The beauty here lies in the simplicity and scalability of the architecture. The lakehouse serves as a single foundation, but from it, you can easily extend to other services, leveraging the full spectrum of modern data capabilities. You don’t need to worry about managing disparate technologies or worrying about bottlenecks. It’s all integrated, and the decision-making becomes much more straightforward:

Use the right tool for the right job, all within a cohesive, unified ecosystem.
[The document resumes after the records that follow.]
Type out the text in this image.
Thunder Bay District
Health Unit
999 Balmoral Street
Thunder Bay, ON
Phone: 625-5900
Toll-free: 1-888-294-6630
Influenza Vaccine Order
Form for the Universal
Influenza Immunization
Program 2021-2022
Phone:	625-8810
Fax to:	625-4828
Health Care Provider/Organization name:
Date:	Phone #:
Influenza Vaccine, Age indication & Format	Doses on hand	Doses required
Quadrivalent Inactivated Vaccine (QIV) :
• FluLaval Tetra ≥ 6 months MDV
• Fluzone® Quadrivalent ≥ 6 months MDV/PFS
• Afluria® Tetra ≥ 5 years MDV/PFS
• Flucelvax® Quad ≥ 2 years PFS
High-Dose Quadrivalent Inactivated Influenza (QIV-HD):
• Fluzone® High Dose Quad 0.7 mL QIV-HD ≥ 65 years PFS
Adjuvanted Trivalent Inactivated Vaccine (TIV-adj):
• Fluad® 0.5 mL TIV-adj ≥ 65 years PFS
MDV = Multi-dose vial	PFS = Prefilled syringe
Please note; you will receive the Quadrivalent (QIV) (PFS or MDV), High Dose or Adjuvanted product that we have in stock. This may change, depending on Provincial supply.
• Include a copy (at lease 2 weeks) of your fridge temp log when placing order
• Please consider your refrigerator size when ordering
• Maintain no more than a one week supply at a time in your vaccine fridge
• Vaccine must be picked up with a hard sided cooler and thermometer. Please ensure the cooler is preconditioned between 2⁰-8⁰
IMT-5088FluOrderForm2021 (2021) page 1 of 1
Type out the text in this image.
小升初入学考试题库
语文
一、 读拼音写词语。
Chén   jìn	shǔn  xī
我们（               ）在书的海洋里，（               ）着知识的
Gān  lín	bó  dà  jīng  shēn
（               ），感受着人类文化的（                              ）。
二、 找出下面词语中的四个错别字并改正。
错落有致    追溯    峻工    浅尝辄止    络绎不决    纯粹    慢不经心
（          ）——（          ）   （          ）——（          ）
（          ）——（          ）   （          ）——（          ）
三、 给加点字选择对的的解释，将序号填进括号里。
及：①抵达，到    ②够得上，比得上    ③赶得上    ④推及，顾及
Implications: Why Does the Lakehouse 2.0 Matter

The shift in architecture is a shift in how teams, companies, and the entire ecosystem operate. For data teams, composability means freedom. The freedom to pick the right tool for the job. Whether that’s DuckDB for local dev, Trino for federated queries, or Flink for streaming. No more being boxed into a single compute engine or platform.

You own your stack, and that changes how you build.

For businesses, it’s about control and efficiency. Lakehouse 2.0 severs the dependency on vertically integrated vendors. You’re not paying for compute you don’t need, or locked into DBUs and usage ceilings. Your costs become predictable. Your leverage improves. You negotiate from strength.

And for the broader ecosystem, this is the unlock. A composable architecture enables real interoperability, which means startups can build better tools, and clouds can focus on infrastructure, not control planes. Innovation expands, not contracts. A thousand tools can bloom, and they’ll all speak the same language.